A propos de la publication de Episcopalis communio, une nouvelle directive papale (cette fois sur le Synode des évêques) catégorisée comme "Constitution Apostolique", le Père Scales élargit le débat et nous livre une remarquable analyse des révolutions dites "populaires"... mais qui ne doivent rien au peuple (20/9/2018)


Titre de La Croix

Une Eglise plus synodale? Pourquoi pas?

Les 'élites' révolutionnaires ont toujours eu le mot peuple à la bouche - ou plutôt le Peuple avec un "p" majuscule - mais pour elles, le peuple a toujours été un slogan, une idée abstraite plus qu'autre chose. Aux élites, le vrai peuple en chair et en os importe peu; ce qui les intéresse, ce n'est pas la réalité, mais l'idéologie. Le peuple - le vrai peuple - n'est généralement pas révolutionnaire, mais attaché à la tradition (...); au cours des siècles , chaque fois que le peuple a eu l'occasion de s'exprimer librement, il a généralement montré une orientation modérée.


Père Giovanni Scalese CRSP
19 septembre 2018
querculanus.blogspot.com
Ma traduction

* * *

Les révolutions ont toujours été des phénomènes fondamentalement élitistes. L'exemple le plus frappant est donné par la révolution napolitaine de 1799, dont Vincenzo Cuoco a parlé dans son Saggio storico sulla rivoluzione di Napoli (essai historique sur la révolution de Naples): cette révolution a échoué, selon l'écrivain napolitain, car il s'agissait d'une "révolution passive", c'est-à-dire, subie par le peuple. Mais même les révolutions réussies, comme les révolutions française ou russe, ne furent pas moins élitistes que la révolution napolitaine, bien que les manuels scolaires s'efforcent de nous les présenter comme des phénomènes de masse. Elles ont réussi non pas parce qu'il s'agissait de soulèvements populaires, mais parce qu'à un moment donné, elles sont devenus des dictatures et qu'un homme fort - qu'il s'agisse de Napoléon, Lénine ou Staline - leur a permis de s'imposer de manière définitive. Les véritables phénomènes populaires sont au contraire les insurrections contre-révolutionnaires (à commencer par la Vendée), mais généralement vouées à l'échec, précisément parce qu'elles manquaient de leaders qui leur permettent de l'emporter.

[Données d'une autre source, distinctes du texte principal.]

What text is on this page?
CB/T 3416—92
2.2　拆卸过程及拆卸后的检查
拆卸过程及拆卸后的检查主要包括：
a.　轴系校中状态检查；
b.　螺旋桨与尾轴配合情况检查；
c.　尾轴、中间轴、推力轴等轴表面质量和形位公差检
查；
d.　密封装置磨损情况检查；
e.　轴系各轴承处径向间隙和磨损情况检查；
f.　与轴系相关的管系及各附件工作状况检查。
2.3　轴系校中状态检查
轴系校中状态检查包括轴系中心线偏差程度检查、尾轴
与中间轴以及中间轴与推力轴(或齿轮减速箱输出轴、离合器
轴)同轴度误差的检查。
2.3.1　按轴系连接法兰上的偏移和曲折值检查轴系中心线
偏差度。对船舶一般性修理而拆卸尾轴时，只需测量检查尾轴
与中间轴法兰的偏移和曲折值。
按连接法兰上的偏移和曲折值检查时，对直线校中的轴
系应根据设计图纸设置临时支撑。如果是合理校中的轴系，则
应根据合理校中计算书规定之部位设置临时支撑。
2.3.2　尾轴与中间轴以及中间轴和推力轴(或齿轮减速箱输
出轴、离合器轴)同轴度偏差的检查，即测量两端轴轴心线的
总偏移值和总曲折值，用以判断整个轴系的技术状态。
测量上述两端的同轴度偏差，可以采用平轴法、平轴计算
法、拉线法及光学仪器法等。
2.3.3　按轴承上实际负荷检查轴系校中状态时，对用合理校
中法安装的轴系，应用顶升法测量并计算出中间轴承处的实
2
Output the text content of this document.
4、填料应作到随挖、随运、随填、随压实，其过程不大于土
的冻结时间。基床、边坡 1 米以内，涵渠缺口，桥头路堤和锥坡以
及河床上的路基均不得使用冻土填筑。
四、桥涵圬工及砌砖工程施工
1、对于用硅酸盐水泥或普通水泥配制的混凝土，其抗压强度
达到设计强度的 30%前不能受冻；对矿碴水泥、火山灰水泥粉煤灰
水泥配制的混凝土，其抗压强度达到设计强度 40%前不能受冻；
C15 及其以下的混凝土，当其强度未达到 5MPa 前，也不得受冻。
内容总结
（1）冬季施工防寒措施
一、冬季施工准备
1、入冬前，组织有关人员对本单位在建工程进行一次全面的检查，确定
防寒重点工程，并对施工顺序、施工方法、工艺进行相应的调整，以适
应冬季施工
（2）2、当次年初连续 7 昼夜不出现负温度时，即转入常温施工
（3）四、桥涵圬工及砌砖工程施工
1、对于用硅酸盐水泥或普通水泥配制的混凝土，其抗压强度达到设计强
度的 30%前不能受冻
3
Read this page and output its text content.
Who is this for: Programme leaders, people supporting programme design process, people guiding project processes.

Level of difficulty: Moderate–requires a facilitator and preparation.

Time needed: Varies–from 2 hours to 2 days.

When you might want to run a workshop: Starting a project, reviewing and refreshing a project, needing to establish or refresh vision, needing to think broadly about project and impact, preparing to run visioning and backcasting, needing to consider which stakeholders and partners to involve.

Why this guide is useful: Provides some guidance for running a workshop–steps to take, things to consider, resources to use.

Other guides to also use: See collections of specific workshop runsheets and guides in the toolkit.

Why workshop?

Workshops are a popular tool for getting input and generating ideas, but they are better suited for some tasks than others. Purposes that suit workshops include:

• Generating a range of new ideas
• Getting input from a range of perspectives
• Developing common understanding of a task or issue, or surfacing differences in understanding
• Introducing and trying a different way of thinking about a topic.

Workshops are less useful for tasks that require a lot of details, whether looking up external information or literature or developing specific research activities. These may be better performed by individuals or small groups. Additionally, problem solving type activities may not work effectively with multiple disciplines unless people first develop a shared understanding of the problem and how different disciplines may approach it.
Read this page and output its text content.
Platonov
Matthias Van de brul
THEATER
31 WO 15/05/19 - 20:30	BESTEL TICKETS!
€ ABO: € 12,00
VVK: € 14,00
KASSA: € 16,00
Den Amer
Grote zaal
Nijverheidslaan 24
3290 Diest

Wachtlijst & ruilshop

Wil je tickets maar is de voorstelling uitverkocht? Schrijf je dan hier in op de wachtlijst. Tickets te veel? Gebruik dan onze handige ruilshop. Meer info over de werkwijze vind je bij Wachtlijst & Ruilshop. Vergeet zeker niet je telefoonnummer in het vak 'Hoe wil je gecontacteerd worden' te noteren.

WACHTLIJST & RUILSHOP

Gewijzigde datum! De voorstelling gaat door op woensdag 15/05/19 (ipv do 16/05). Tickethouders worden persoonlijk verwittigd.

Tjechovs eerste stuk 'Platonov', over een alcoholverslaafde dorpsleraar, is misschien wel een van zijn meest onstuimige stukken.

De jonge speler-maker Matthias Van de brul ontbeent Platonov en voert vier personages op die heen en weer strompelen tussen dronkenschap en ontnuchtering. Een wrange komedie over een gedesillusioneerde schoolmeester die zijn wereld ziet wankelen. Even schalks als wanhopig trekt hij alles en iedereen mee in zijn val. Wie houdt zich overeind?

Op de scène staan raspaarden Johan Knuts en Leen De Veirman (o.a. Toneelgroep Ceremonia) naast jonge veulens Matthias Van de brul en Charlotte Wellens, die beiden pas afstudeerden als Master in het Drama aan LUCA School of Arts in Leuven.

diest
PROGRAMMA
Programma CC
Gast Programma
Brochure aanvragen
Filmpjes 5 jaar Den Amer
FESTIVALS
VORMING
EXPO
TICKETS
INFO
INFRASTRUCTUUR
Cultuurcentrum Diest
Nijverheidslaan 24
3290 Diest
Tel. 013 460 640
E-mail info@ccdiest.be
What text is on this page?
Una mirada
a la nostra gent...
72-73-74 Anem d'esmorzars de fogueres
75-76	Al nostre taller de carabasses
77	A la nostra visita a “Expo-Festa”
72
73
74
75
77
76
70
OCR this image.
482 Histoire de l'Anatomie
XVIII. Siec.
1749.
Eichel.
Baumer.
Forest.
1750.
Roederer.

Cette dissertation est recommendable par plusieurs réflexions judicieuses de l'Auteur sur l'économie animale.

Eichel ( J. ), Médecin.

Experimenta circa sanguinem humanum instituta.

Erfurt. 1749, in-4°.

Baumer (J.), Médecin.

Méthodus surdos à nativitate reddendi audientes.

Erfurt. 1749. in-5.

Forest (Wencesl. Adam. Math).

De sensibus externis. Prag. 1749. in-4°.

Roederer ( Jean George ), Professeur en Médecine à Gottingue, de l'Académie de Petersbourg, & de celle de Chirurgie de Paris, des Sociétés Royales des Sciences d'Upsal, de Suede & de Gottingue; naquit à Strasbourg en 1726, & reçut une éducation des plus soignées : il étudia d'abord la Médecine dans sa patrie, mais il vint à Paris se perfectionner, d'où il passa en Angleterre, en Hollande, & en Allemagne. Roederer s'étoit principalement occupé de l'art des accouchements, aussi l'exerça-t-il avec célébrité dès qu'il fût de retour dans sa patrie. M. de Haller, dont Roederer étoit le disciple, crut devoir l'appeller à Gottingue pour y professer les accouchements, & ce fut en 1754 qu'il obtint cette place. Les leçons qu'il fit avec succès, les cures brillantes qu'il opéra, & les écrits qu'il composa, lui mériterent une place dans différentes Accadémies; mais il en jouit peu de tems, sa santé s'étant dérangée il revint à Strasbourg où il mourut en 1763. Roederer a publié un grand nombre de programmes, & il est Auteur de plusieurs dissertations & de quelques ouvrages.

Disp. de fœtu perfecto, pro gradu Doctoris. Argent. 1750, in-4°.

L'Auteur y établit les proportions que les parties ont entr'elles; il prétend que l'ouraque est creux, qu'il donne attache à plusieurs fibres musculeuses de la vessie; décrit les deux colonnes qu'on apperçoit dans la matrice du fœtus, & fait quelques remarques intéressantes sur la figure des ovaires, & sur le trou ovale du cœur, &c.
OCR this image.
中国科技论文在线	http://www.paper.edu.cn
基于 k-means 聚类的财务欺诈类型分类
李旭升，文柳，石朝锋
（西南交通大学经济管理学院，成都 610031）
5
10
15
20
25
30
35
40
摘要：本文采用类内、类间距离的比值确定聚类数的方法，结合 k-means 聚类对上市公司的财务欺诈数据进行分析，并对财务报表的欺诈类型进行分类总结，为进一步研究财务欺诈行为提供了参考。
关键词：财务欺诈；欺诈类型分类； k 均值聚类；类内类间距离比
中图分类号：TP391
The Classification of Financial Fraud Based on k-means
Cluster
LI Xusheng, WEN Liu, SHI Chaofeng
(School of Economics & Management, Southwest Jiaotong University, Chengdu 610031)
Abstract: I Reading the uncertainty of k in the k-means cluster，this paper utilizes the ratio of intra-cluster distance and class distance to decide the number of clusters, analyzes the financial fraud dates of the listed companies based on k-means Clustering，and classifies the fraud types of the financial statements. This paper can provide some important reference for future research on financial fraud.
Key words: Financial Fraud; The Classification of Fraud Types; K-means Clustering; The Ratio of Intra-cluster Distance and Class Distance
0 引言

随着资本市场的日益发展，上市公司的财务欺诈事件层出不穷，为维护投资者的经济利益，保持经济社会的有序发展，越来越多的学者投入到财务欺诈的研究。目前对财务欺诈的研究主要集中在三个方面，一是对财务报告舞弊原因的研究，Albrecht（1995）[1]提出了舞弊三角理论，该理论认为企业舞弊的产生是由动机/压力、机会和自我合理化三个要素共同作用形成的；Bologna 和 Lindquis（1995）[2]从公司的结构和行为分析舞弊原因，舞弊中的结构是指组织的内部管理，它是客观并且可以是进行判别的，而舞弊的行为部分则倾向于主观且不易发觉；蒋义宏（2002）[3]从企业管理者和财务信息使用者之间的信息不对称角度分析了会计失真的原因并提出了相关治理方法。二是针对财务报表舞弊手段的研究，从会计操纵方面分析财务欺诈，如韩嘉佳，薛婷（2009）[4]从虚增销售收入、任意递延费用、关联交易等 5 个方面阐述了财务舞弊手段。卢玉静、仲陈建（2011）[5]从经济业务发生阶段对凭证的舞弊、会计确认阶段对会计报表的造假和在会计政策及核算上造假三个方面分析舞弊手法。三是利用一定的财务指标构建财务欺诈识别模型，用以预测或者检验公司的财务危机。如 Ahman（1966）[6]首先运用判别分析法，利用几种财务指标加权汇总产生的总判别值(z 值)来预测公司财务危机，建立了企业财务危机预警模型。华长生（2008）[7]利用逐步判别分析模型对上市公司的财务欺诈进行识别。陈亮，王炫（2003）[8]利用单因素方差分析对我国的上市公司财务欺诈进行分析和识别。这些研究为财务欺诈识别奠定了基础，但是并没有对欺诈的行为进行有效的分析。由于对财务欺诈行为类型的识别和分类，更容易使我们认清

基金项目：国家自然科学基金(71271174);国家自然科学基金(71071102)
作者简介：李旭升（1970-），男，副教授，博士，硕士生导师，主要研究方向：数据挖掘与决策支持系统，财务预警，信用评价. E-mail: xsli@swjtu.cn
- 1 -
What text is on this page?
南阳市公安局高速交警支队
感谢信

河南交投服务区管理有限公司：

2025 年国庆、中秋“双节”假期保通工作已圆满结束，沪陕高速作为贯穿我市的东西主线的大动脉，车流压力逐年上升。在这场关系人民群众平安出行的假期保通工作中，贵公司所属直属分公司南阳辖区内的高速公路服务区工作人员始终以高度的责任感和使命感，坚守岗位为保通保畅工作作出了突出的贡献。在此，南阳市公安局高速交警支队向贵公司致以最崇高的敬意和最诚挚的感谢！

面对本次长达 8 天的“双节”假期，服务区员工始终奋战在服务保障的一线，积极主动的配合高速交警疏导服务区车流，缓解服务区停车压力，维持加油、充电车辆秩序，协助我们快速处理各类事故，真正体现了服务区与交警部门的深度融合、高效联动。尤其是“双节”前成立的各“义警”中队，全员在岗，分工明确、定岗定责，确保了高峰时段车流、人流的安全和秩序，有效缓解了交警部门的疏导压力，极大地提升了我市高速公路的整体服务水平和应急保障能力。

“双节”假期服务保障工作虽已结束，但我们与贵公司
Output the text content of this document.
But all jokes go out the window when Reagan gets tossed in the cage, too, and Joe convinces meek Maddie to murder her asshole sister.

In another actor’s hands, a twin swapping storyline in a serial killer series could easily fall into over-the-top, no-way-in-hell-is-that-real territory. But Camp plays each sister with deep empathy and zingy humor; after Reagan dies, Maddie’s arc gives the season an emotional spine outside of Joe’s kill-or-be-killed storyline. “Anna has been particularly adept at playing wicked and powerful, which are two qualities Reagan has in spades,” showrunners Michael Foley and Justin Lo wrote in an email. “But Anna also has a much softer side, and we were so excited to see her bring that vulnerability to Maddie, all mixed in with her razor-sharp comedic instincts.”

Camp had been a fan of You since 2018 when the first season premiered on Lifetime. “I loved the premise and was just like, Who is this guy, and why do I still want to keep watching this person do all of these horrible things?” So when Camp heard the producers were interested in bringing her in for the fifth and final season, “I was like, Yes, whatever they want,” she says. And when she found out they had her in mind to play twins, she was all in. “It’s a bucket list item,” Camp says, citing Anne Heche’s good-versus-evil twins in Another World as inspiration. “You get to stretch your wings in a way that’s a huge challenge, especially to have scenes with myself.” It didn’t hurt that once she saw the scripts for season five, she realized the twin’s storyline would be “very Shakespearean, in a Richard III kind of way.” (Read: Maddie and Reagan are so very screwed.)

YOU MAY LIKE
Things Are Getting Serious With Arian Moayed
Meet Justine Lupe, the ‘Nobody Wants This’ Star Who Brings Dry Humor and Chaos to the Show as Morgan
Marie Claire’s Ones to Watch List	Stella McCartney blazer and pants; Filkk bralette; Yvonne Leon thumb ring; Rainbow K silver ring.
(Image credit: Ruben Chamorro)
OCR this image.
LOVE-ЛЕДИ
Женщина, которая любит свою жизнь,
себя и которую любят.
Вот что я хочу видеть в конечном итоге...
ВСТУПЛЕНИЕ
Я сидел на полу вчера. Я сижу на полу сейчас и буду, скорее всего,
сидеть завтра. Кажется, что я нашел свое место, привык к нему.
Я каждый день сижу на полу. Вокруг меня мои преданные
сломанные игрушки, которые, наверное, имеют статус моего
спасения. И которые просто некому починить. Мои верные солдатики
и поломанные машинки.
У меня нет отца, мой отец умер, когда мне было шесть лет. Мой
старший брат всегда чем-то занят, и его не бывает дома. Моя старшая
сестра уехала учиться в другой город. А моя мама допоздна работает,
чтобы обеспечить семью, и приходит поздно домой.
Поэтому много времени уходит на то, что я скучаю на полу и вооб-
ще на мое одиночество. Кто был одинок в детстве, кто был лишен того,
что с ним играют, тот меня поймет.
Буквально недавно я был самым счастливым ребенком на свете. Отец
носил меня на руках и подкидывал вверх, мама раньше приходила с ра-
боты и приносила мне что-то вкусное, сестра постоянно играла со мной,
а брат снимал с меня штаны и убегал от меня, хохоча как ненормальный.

Les élites (en français dans le texte) révolutionnaires ont toujours eu le mot 'peuple' à la bouche - ou plutôt le Peuple avec un "p" majuscule - mais pour elles, le peuple a toujours été un slogan, une idée abstraite plus qu'autre chose. Aux élites, le vrai peuple en chair et en os importe peu; ce qui les intéresse, ce n'est pas la réalité, mais l'idéologie. Le peuple - le vrai peuple - n'est généralement pas révolutionnaire, mais attaché à la tradition. Ceci est démontré par les soulèvements populaires contre la Révolution française et contre les tentatives d'imposer les idées jacobines dans le reste de l'Europe. Mais même au cours des siècles suivants, chaque fois que le peuple a eu l'occasion de s'exprimer librement, il a généralement montré une orientation modérée.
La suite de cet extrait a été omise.